Chapter 4 compares the algorithmic-to-conceptual turning point in mathematics to other events called revolutions by consensus. An oft-cited example is the discovery around 1830 of non-Euclidean geometries. Laugwitz argues that the algorithmic-to-conceptual turning point is greater than the "non-Euclidean revolution". He argues it is less recognized by historians only because it involves higher mathematics. He describes Dedekind's and then Hilbert's role in carrying forward the algorithmic-to-conceptual change. Readers inclined toward philosophy will probably particularly enjoy this chapter; it complements Narasimhan's purely mathematical assessment of Riemann's work.

The translator begins his remarks on page xvii with "I don't always agree with the author, but I find him stimulating and enlightening." I share the translator's viewpoint, and feel thanks are due to both author and translator for making it much easier to enter into the literature on Riemann.


References

Gesammelte Mathematische Werke, Wissenschaftlicher Nachlass und Nachträge , by Bernhard Riemann, edited by Raghavan Narasimhan . Springer Verlag, 1990. Hardcover, vi+911pp, $175.00. ISBN 3540500332.

Riemann, Topology, and Physics, by Michael Monastyrsky. Springer Verlag, 1999. Hardcover, 210pp, 2nd edition. ISBN 0817637893

For an English translation of the 1854 habilitation lecture "On the hypotheses which lie at the foundation of geometry" and also an extract from a 1861 paper which introduced the Riemann curvature tensor see: A Comprehensive Introduction to Differential Geometry (Volume 2) , by Michael Spivak. Publish or Perish, 2nd Edition, 1990. Hardcover, $25.00. ISBN 0914098853. For an English translation of the 1859 paper "On the number of primes less than a given magnitude" see Riemann's Zeta Function , by H.M. Edwards. Academic Press, 1974. Hardcover, xiii + 313pp. ISBN 0122327500. These two books also contain very readable expert commentary on the papers translated. Riemann's collected works also contains, besides Narasimhan's overview, two other articles offering expert analysis in English, one analyzing a paper by Riemann on shock waves, the other a paper by Riemann on rotating fluid ellipsoids.

A considerable amount of Riemann material is on the web at http://www.maths.tcd.ie/pub/HistMath/People/Riemann/. This site includes a transcription of a large portion of Riemann's collected works (in the original languages, i.e., mostly in German), biographical information, and English translations of the same two papers mentioned above. There are plans to add further translations and commentary.

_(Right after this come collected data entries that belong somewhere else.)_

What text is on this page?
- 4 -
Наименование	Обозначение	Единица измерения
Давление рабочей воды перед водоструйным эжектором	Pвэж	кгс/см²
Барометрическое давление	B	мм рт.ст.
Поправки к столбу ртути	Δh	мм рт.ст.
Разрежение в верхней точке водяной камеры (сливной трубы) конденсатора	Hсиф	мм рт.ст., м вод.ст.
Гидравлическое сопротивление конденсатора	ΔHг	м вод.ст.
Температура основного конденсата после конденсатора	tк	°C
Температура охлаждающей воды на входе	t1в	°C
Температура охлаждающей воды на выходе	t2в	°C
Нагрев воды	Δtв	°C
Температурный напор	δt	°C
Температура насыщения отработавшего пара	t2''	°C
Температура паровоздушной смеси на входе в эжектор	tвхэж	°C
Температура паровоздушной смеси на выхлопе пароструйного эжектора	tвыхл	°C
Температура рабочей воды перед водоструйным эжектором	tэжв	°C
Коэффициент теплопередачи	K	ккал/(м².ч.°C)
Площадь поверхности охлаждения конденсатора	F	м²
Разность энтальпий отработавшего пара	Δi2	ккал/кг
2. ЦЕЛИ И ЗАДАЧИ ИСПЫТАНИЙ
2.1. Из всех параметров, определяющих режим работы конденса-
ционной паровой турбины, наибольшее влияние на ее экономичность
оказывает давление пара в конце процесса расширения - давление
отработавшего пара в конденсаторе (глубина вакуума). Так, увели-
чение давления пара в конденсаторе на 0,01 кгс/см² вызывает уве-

Riemann's collected works, listed above, has a 42-page bibliography, but I could not find any more English translations of his original papers. However a large number of these papers appeared in a French translation around 1900, reprinted in 1968: Oeuvres mathématiques de Riemann, by Bernhard Riemann, translated by L. Laugel. Librairie scientifiques et technique Albert Blanchard, Paris. Hardcover, xxxvi+455pp.


 

David P.Roberts is assistant professor of mathematics at University of Minnesota, Morris.